João Campos: Câmara do Recife Rejeita Impeachment em Meio a Controvérsias

Câmara do Recife Rejeita Impeachment de João Campos
Em uma sessão tensa e marcada por protestos, a Câmara Municipal do Recife rejeitou, nesta terça-feira (3 de fevereiro de 2026), a abertura de processo de impeachment contra o prefeito João Campos (PSB). A decisão encerra, por ora, uma saga que começou em dezembro de 2025, após questionamentos sobre a modificação de um concurso público para procurador municipal.
O Caso que Levou ao Pedido de Impeachment
O cerne da discussão reside em uma alteração no resultado de um concurso público. Inicialmente, o advogado Marko Venício dos Santos Batista foi o único aprovado nas vagas para pessoas com deficiência (PCD). No entanto, a nomeação foi revogada em favor de Lucas Vieira Silva, filho de uma procuradora do Ministério Público de Contas (MPCO) e de um juiz do Tribunal de Justiça de Pernambuco (TJPE).
Lucas havia participado do concurso sem optar pelas vagas PCD, mas solicitou reinscrição após receber um diagnóstico de autismo dois anos depois. A decisão de alterar o resultado gerou grande repercussão e críticas, levando ao pedido de impeachment.
A Votação na Câmara
Para que o processo de impeachment fosse aberto, eram necessários votos favoráveis da maioria simples dos 37 vereadores. No entanto, a proposta obteve apenas 9 votos a favor, 25 contrários e uma abstenção. A vereadora Jô Cavalcanti (PSOL) se absteve, enquanto os vereadores Agora é Rubem (PSB) e Flávia de Nadegi (PV) não votaram.
A sessão foi marcada por manifestações de grupos pró e contra o impeachment, com momentos de tensão e discussões acaloradas entre os vereadores.
Os Argumentos Apresentados
O vereador Eduardo Moura (Novo), autor do pedido de impeachment, argumentou que o prefeito João Campos cometeu crime de responsabilidade e atos de improbidade administrativa ao alterar o resultado do concurso.

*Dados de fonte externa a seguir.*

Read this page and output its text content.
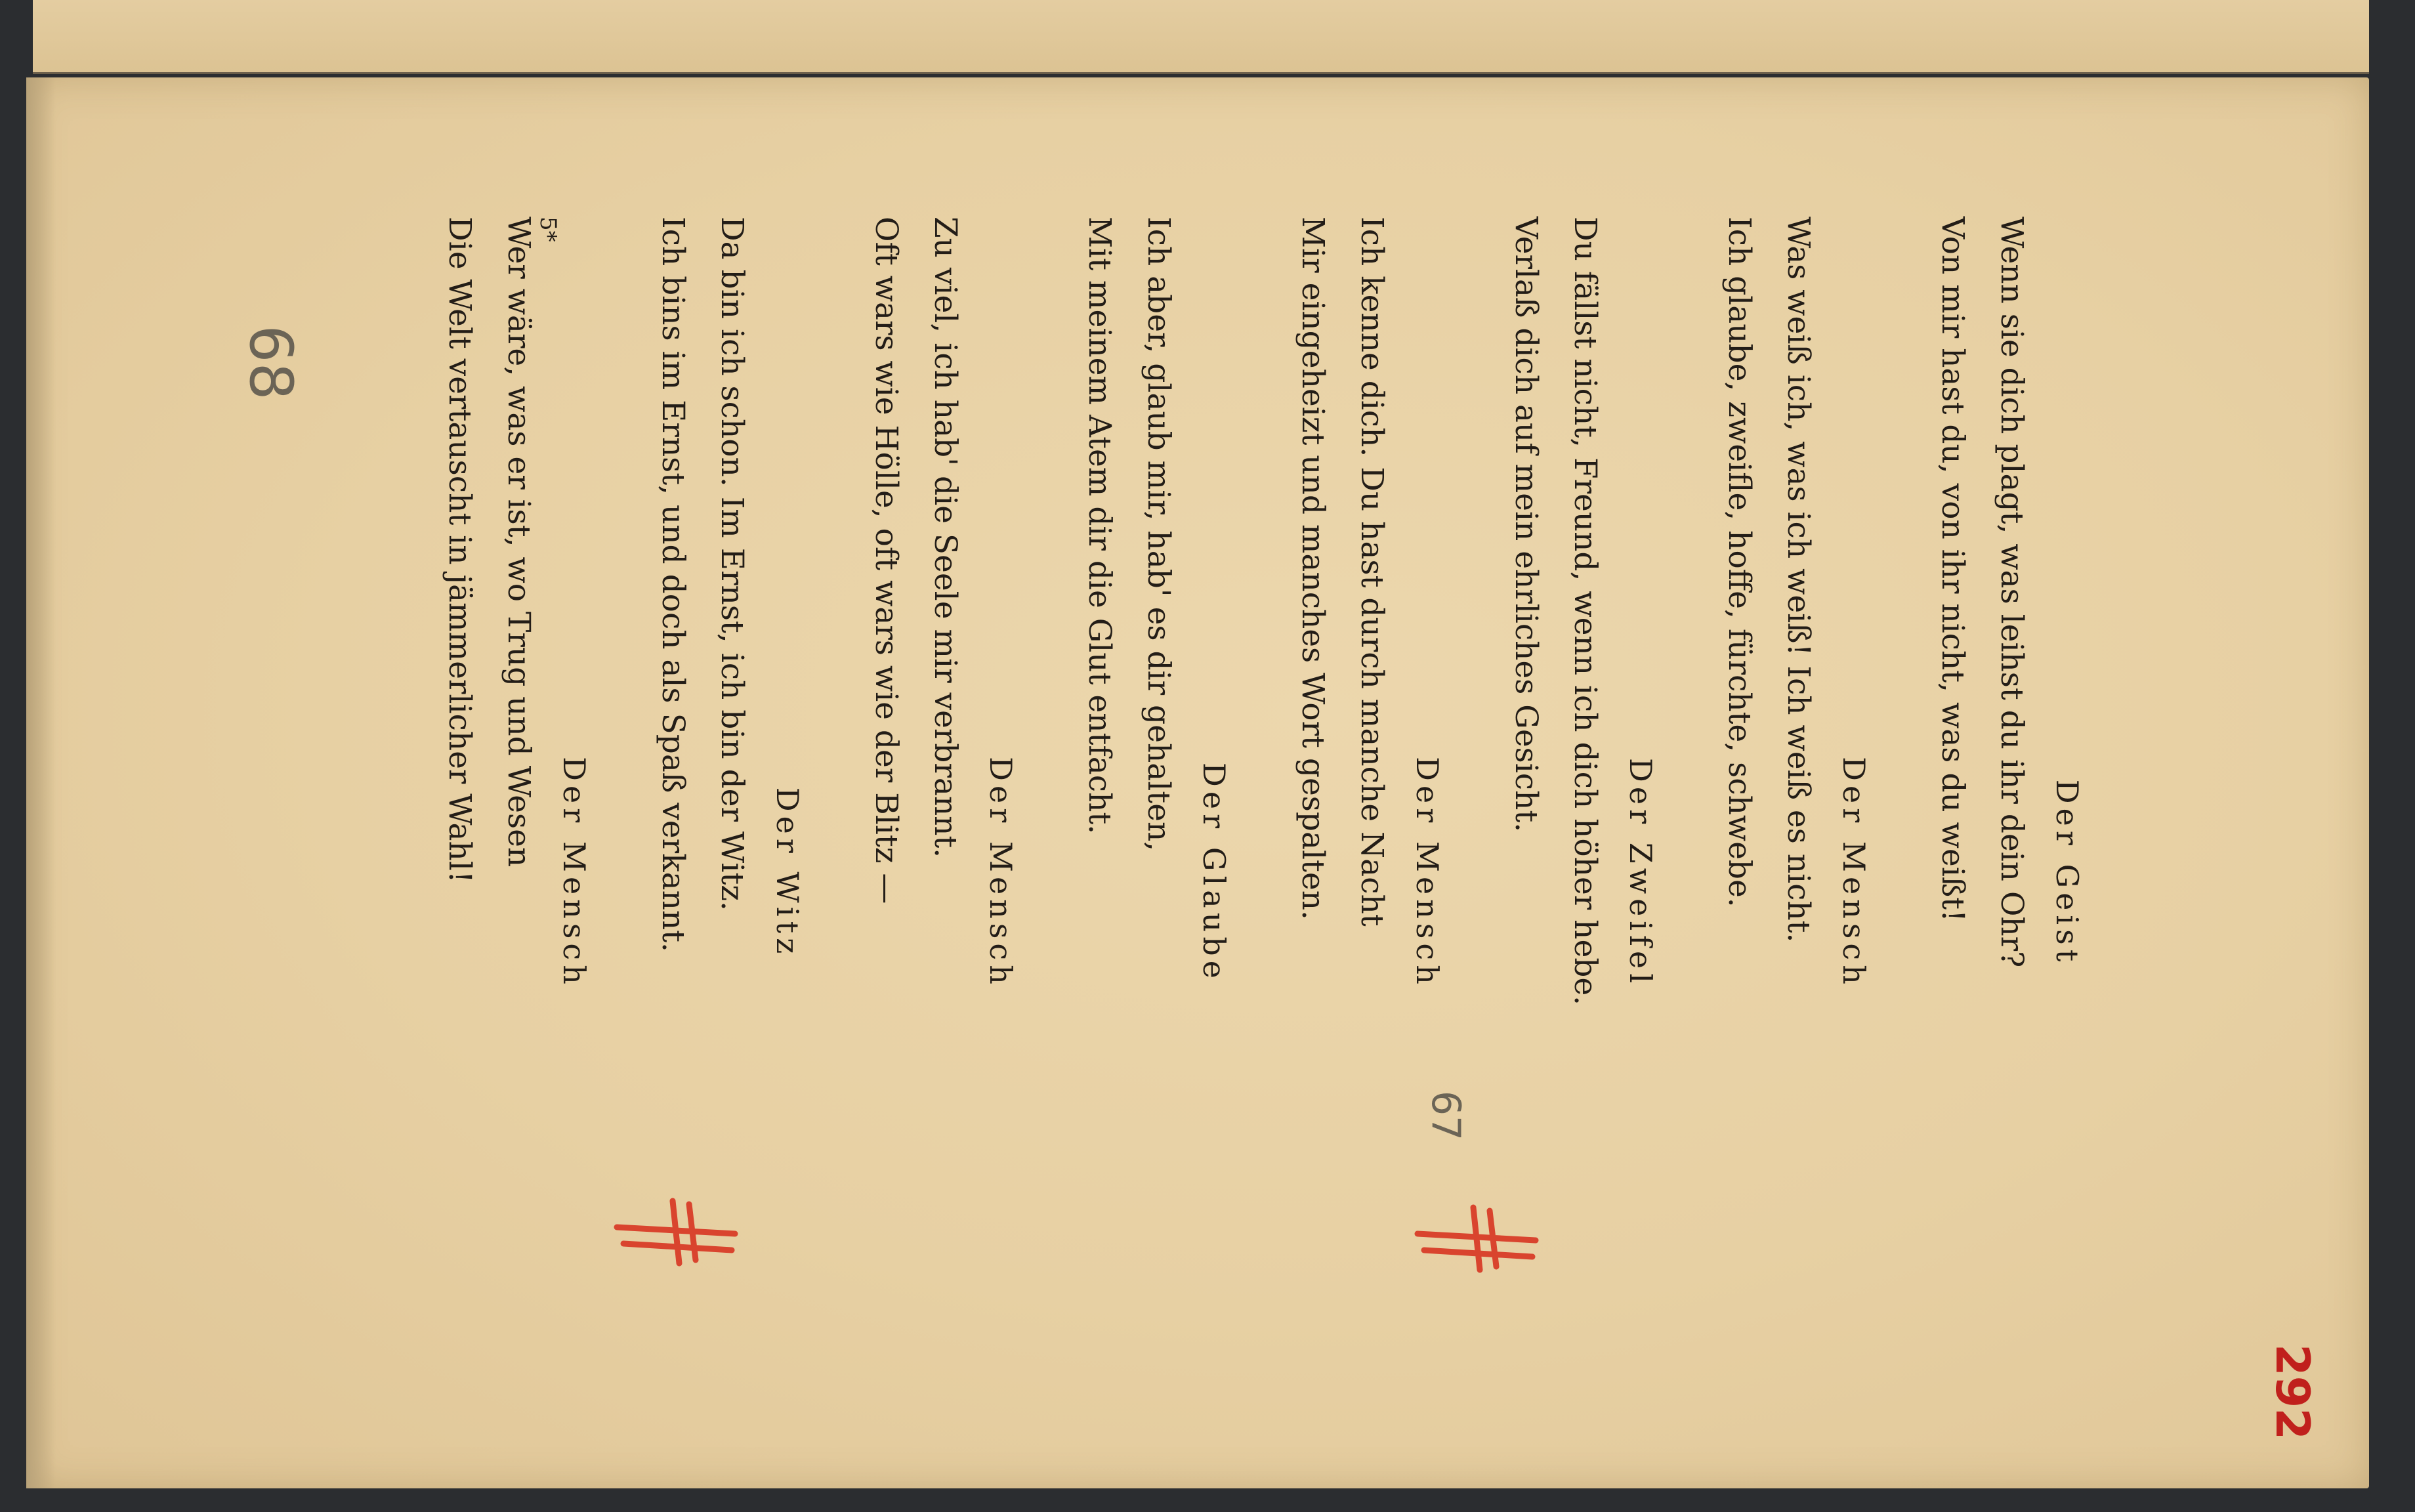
Der Geist
Wenn sie dich plagt, was leihst du ihr dein Ohr?
Von mir hast du, von ihr nicht, was du weißt!
Der Mensch
Was weiß ich, was ich weiß! Ich weiß es nicht.
Ich glaube, zweifle, hoffe, fürchte, schwebe.
Der Zweifel
Du fällst nicht, Freund, wenn ich dich höher hebe.
Verlaß dich auf mein ehrliches Gesicht.
Der Mensch
Ich kenne dich. Du hast durch manche Nacht
Mir eingeheizt und manches Wort gespalten.
Der Glaube
Ich aber, glaub mir, hab' es dir gehalten,
Mit meinem Atem dir die Glut entfacht.
Der Mensch
Zu viel, ich hab' die Seele mir verbrannt.
Oft wars wie Hölle, oft wars wie der Blitz —
Der Witz
Da bin ich schon. Im Ernst, ich bin der Witz.
Ich bins im Ernst, und doch als Spaß verkannt.
Der Mensch
Wer wäre, was er ist, wo Trug und Wesen
Die Welt vertauscht in jämmerlicher Wahl!	5*
68
67
292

Ele classificou a mudança como uma “canetada” que prejudicou um candidato em favor do filho de um juiz.
Em contrapartida, o líder do governo na Câmara, Samuel Salazar (MDB), defendeu o prefeito, classificando o pedido de impeachment como “completamente vazio” e afirmando que João Campos apenas assinou uma portaria, sem ter ingerência em outros atos administrativos.
O Que Acontece Agora?
Com a rejeição do pedido de abertura do processo de impeachment, João Campos permanece no cargo. A decisão encerra, por ora, a investigação sobre as acusações, mas a polêmica em torno do caso continua a gerar debates na sociedade pernambucana.
Veja como votaram os vereadores:
- Votaram Sim: Alcides Teixeira Neto (Avante), Alef Collins (PP), Davi Muniz (PSD), Felipe Alecrim (Novo), George Bastos (Novo), Gilson Machado Filho (PL), Paulo Muniz (PL), Thiago Medina (PL), Fred Ferreira (PL).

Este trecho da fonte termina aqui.